Here the \( M_{11} \) element is called the {pivot}. Each of the \(
M_{j1}/M_{11} \) elements is called a {multiplier}. This operation can be written as

\begin{equation}\label{eqn:multiphysicsL4:160}
\begin{bmatrix}
M_{11} & M_{12} & M_{13} \\
0 & M_{22}^{(2)} & M_{23}^{(3)} \\
0 & M_{32}^{(2)} & M_{33}^{(3)} \\
\end{bmatrix}
\begin{bmatrix}
x_1 \\
x_2 \\
x_3 \\
\end{bmatrix}
=
\begin{bmatrix}
b_1 \\
b_2^{(2)} \\
b_3^{(2)} \\
\end{bmatrix}.
\end{equation}

Using \( M_{22}^{(2)} \) as the pivot this time, we form
\begin{equation}\label{eqn:multiphysicsL4:180}
\begin{bmatrix}
M_{11} & M_{12} & M_{13} \\
0 & M_{22}^{(2)} & M_{23}^{(3)} \\
0 & 0 & M_{33}^{(3)} – \frac{M_{32}^{(2)}}{M_{22}^{(2)}} M_{23}^{(2)} \\
\end{bmatrix}
\begin{bmatrix}
x_1 \\
x_2 \\
x_3 \\
\end{bmatrix}
=
\begin{bmatrix}
b_1 \\
b_2 – \frac{M_{21}}{M_{11}} b_1 \\
b_3 – \frac{M_{31}}{M_{11}} b_1
– \frac{M_{32}^{(2)}}{M_{22}^{(2)}} b_{2}^{(2)} \\
\end{bmatrix}.
\end{equation}

LU decomposition

Through Gaussian elimination, we have transformed the system from

\begin{equation}\label{eqn:multiphysicsL4:200}
M x = b
\end{equation}

to
\begin{equation}\label{eqn:multiphysicsL4:220}
U x = y.
\end{equation}

Writing out our Gaussian transformation in the form \( U \overline{{x}} = b \) we have

\begin{equation}\label{eqn:multiphysicsL4:240}
U \overline{{x}} =
\begin{bmatrix}
1 & 0 & 0 \\
-\frac{M_{21}}{M_{11}} & 1 & 0 \\
\frac{M_{32}^{(2)}}{M_{22}^{(2)}}
\frac{M_{21}}{M_{11}}

\frac{M_{31}}{M_{11}}
&

\frac{M_{32}^{(2)}}{M_{22}^{(2)}}
& 1
\end{bmatrix}
\begin{bmatrix}
b_1 \\
b_2 \\
b_3
\end{bmatrix}.
\end{equation}

We can verify that the operation matrix \( K^{-1} \), where \( K^{-1} U = M \) that takes us to this form is

\begin{equation}\label{eqn:multiphysicsL4:260}
\begin{bmatrix}
1 & 0 & 0 \\
\frac{M_{21}}{M_{11}} & 1 & 0 \\
\frac{M_{31}}{M_{11}} &
\frac{M_{32}^{(2)}}{M_{22}^{(2)}} &
1
\end{bmatrix}
\begin{bmatrix}
U_{11} & U_{12} & U_{13} \\
0 & U_{22} & U_{23} \\
0 & 0 & U_{33} \\
\end{bmatrix}
\overline{{x}} = \overline{{b}}
\end{equation}

Using this {LU} decomposition is generally superior to standard Gaussian elimination, since we can use this for many different \(\overline{{b}}\) vectors using the same amount of work.

Our steps are

\begin{equation}\label{eqn:multiphysicsL4:280}
b
= M x
= L \lr{ U x}
\equiv L y.
\end{equation}

We can now solve \( L y = b \), using substitution for \( y_1 \), then \( y_2 \), and finally \( y_3 \).
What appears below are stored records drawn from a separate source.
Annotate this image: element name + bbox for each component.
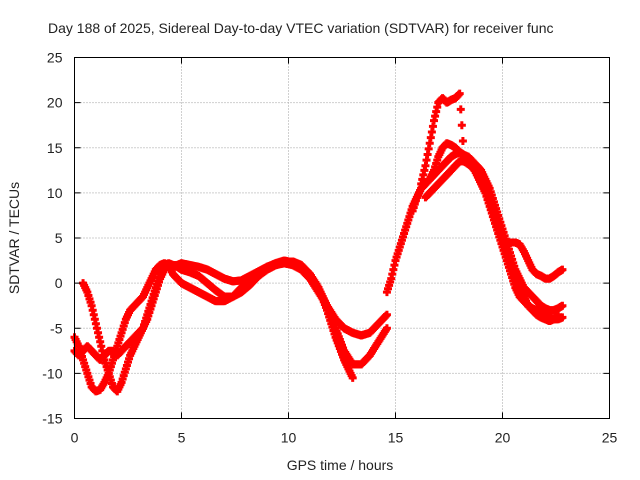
x-tick-label: 10 (281, 430, 297, 446)
y-tick-label: 20 (47, 95, 63, 111)
y-tick-label: -15 (42, 411, 62, 427)
data-point (382, 324, 391, 333)
data-point (455, 89, 464, 98)
y-tick-label: 10 (47, 185, 63, 201)
y-tick-label: 0 (55, 275, 63, 291)
x-tick-label: 0 (71, 430, 79, 446)
y-tick-label: -5 (50, 320, 63, 336)
data-point (554, 310, 563, 319)
data-marks-layer (70, 89, 567, 396)
x-axis-label: GPS time / hours (287, 457, 394, 473)
data-point (348, 373, 357, 382)
y-axis-label: SDTVAR / TECUs (6, 182, 22, 294)
x-tick-label: 15 (388, 430, 404, 446)
chart-title: Day 188 of 2025, Sidereal Day-to-day VTE… (48, 20, 554, 36)
y-tick-label: 15 (47, 140, 63, 156)
data-point (456, 105, 465, 114)
series-track-5 (408, 148, 567, 324)
y-tick-label: 25 (47, 50, 63, 66)
ticks-layer: 0 5 10 15 20 25 -15 -10 -5 0 5 10 15 20 25 (42, 50, 617, 446)
x-tick-label: 5 (178, 430, 186, 446)
grid-layer (74, 57, 610, 419)
data-point (382, 310, 391, 319)
data-point (558, 265, 567, 274)
data-point (457, 121, 466, 130)
x-tick-label: 25 (602, 430, 618, 446)
data-point (558, 301, 567, 310)
data-point (458, 136, 467, 145)
x-tick-label: 20 (495, 430, 511, 446)
y-tick-label: 5 (55, 230, 63, 246)
y-tick-label: -10 (42, 365, 62, 381)
series-track-7 (421, 157, 563, 326)
series-track-3 (79, 257, 357, 396)
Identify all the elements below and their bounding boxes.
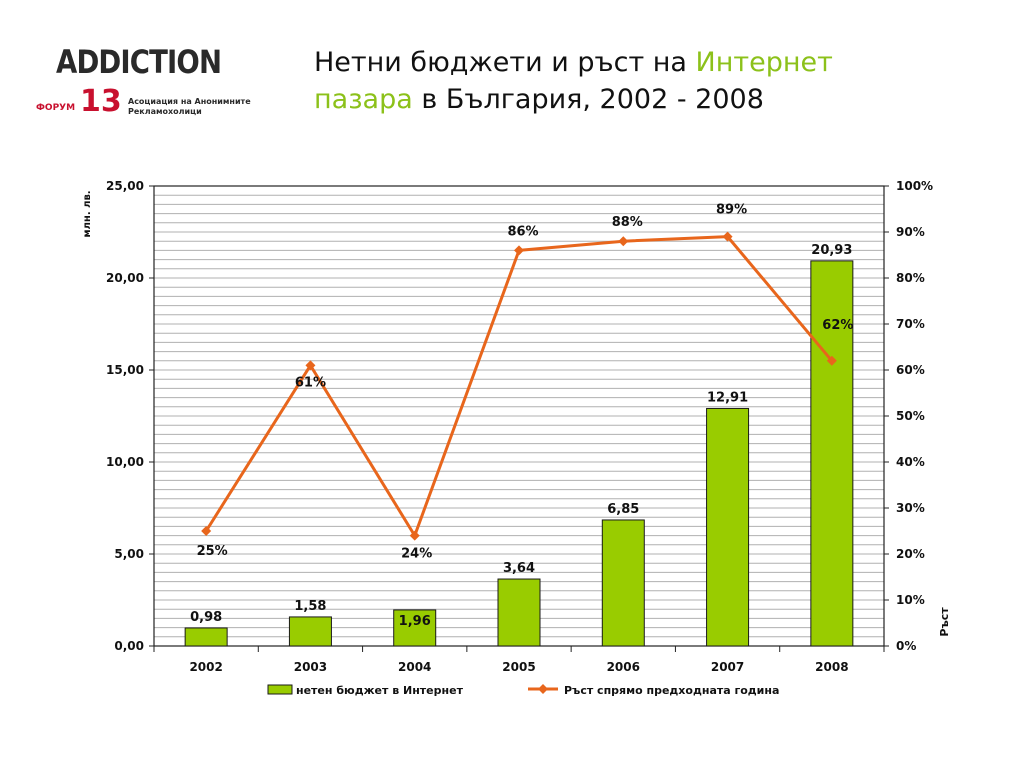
y-right-axis-tick-label: 50% xyxy=(896,409,925,423)
bar xyxy=(288,616,332,647)
y-axis-tick-label: 25,00 xyxy=(106,179,144,193)
growth-value-label: 61% xyxy=(295,375,326,390)
x-axis-tick-label: 2004 xyxy=(398,660,431,674)
y-right-axis-tick-label: 70% xyxy=(896,317,925,331)
logo-subtitle-line1: Асоциация на Анонимните xyxy=(128,97,251,106)
title-highlight2: пазара xyxy=(314,84,413,115)
growth-point xyxy=(826,355,837,366)
growth-point xyxy=(514,245,524,256)
logo-wordmark: ADDICTION xyxy=(56,43,222,81)
slide-title: Нетни бюджети и ръст на Интернет пазара … xyxy=(314,44,934,118)
bar xyxy=(497,578,541,647)
x-axis-tick-label: 2005 xyxy=(502,660,535,674)
bar xyxy=(810,260,854,647)
bar-value-label: 12,91 xyxy=(707,390,748,405)
growth-point xyxy=(409,530,420,541)
bar-value-label: 6,85 xyxy=(607,502,639,517)
x-axis-tick-label: 2007 xyxy=(711,660,744,674)
x-axis-tick-label: 2002 xyxy=(189,660,222,674)
growth-point xyxy=(201,526,212,536)
y-right-axis-tick-label: 40% xyxy=(896,455,925,469)
y-right-axis-tick-label: 80% xyxy=(896,271,925,285)
logo-number: 13 xyxy=(80,84,122,119)
logo-forum-label: ФОРУМ xyxy=(36,103,76,113)
y-right-axis-title: Ръст xyxy=(938,607,951,637)
bar-value-label: 0,98 xyxy=(190,610,222,625)
y-axis-title: млн. лв. xyxy=(82,190,93,237)
y-axis-tick-label: 0,00 xyxy=(114,639,144,653)
x-axis-tick-label: 2006 xyxy=(607,660,640,674)
y-right-axis-tick-label: 10% xyxy=(896,593,925,607)
y-right-axis-tick-label: 90% xyxy=(896,225,925,239)
growth-value-label: 88% xyxy=(612,215,643,230)
bar-value-label: 1,96 xyxy=(399,614,431,629)
y-right-axis-tick-label: 60% xyxy=(896,363,925,377)
bar xyxy=(393,609,437,647)
x-axis-tick-label: 2008 xyxy=(815,660,848,674)
legend-line-label: Ръст спрямо предходната година xyxy=(564,684,779,697)
logo: ADDICTION ФОРУМ 13 Асоциация на Анонимни… xyxy=(30,35,260,130)
bar xyxy=(706,407,750,647)
y-right-axis-tick-label: 100% xyxy=(896,179,933,193)
legend-bar-swatch xyxy=(267,684,293,695)
growth-value-label: 25% xyxy=(197,544,228,559)
bar xyxy=(601,519,645,647)
y-axis-tick-label: 15,00 xyxy=(106,363,144,377)
y-right-axis-tick-label: 0% xyxy=(896,639,916,653)
legend-bar-label: нетен бюджет в Интернет xyxy=(296,684,464,697)
title-part1: Нетни бюджети и ръст на xyxy=(314,47,696,78)
growth-value-label: 24% xyxy=(401,547,432,562)
growth-point xyxy=(305,360,316,371)
bar xyxy=(184,627,228,647)
legend-line-marker xyxy=(538,684,548,694)
bar-value-label: 3,64 xyxy=(503,561,535,576)
growth-point xyxy=(618,236,629,247)
growth-value-label: 89% xyxy=(716,203,747,218)
logo-subtitle-line2: Рекламохолици xyxy=(128,107,202,116)
growth-value-label: 62% xyxy=(822,318,853,333)
growth-value-label: 86% xyxy=(507,224,538,239)
title-highlight1: Интернет xyxy=(695,47,833,78)
y-axis-tick-label: 10,00 xyxy=(106,455,144,469)
y-right-axis-tick-label: 20% xyxy=(896,547,925,561)
y-axis-tick-label: 20,00 xyxy=(106,271,144,285)
bar-value-label: 20,93 xyxy=(811,243,852,258)
logo-subtitle: Асоциация на Анонимните Рекламохолици xyxy=(128,97,251,117)
x-axis-tick-label: 2003 xyxy=(294,660,327,674)
y-right-axis-tick-label: 30% xyxy=(896,501,925,515)
growth-point xyxy=(722,231,733,242)
y-axis-tick-label: 5,00 xyxy=(114,547,144,561)
title-part2: в България, 2002 - 2008 xyxy=(412,84,764,115)
bar-value-label: 1,58 xyxy=(294,599,326,614)
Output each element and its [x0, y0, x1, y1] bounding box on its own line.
This is called {forward substitution}.

Finally, we can now solve

\begin{equation}\label{eqn:multiphysicsL4:300}
U x = y,
\end{equation}

using {back substitution}.

Note that we produced the vector \( y \) as a side effect of performing the Gaussian elimination process.